Are Singapore banks stable enough for a devastating economic scenario?

It seems so, if the Southeast Asian banks' closing credit gap with Western peers is anything to go by.

According to a release, Moody's Investors Service hosted its annual 'Asian Banking & Sovereign Conference' in Singapore, analyzing the relative improvement in the underlying credit fundamentals and ratings of Southeast Asian banks, especially when compared with their global peers.

"The ratings gap that had long separated banks in Asia from their Western peers has now essentially been closed because the stable credit quality of Asian banks throughout the global financial crisis has resulted in a comparative improvement in their ratings," said Jean-Francois Tremblay, Singapore-based Associate Managing Director, Moody's Investors Service.

"In contrast to Western banks that have experienced significant credit quality challenges since the outset of the global financial crisis, Asian banks are only moderately leveraged, largely deposit funded and generally conservative in their lending" he added.

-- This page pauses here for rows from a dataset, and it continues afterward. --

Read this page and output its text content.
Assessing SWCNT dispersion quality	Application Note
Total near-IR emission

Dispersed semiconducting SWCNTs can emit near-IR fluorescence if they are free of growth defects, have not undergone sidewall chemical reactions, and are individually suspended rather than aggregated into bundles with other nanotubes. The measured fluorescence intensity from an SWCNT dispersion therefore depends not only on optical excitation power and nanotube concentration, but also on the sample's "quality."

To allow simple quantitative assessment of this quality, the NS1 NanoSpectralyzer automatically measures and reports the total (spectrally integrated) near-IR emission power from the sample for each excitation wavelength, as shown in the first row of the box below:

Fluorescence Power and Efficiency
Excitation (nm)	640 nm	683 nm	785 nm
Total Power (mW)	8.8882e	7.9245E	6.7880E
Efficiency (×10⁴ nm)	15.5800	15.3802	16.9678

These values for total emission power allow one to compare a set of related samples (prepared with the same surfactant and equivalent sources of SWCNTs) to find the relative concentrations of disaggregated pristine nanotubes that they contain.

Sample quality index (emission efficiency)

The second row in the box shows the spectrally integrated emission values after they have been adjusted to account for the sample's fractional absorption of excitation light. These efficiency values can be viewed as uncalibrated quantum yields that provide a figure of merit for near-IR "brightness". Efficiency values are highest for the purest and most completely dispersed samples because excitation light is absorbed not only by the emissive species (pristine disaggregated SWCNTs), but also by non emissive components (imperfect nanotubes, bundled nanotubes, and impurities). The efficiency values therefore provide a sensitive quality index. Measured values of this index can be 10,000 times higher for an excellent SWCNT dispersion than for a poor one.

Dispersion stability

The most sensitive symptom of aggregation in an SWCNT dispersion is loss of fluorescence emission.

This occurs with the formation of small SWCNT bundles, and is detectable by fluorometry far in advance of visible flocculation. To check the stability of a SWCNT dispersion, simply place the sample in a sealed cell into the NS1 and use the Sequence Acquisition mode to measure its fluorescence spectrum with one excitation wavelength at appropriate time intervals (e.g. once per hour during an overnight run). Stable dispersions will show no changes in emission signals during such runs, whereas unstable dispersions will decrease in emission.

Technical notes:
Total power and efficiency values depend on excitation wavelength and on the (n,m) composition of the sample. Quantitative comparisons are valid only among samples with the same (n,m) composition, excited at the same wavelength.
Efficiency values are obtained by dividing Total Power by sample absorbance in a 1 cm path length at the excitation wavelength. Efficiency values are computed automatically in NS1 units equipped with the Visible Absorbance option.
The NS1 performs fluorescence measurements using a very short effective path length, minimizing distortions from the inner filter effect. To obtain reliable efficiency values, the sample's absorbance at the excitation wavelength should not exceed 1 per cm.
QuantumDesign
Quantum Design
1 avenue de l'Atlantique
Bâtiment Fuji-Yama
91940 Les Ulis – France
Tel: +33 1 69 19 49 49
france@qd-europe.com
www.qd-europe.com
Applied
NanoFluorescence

The analysis presented during the conference highlighted that Southeast Asian banks are taking advantage of the opportunities created by the retreat from Asia, of European and other foreign banks, which Moody's credit analysts see as a double edge sword in some banking systems.

"Rapid growth in both size and geographic scope has contributed to improve asset quality and profitability metrics, but it has also made Southeast Asia's banks take on sizeable new risks.

"Given the evolving credit profile of Asian banks, it is important to continuously update stress tests to reflect these changes and assess their resilience in an economic downturn. The biggest risk to the banks is the contagion from the euro area through trade channels" Tremblay added.

However, as indicated by Moody's stable outlooks on most South East Asian banking systems, the analysis conducted by the rating agency concludes that the majority of banks have built sufficient buffers to sustain a worse-than-expected economic scenario.

Nevertheless, our central scenario is that despite the challenging external economic environment currently, banks will continue to grow, albeit at a slower pace.

Tom Byrne, Senior Vice President and regional head of Moody's Sovereign Risk Group, said that although Moody's economic growth assumptions have been revised downward recently for many economies of the Asia Pacific
region, growth is still expected to remain robust in absolute terms.

"And unlike governments in Europe whose credit profiles have deteriorated, the capacity of Asian governments to stimulate the economy or provide support to banks in times of stress has remained intact or has even improved in some cases," said Byrne.

Moody's currently carries a stable outlook on most large South East Asian banking systems, namely Singapore, Indonesia, Malaysia, Thailand, the Philippines and Sri Lanka, whereas it has a negative outlook on Vietnam and India.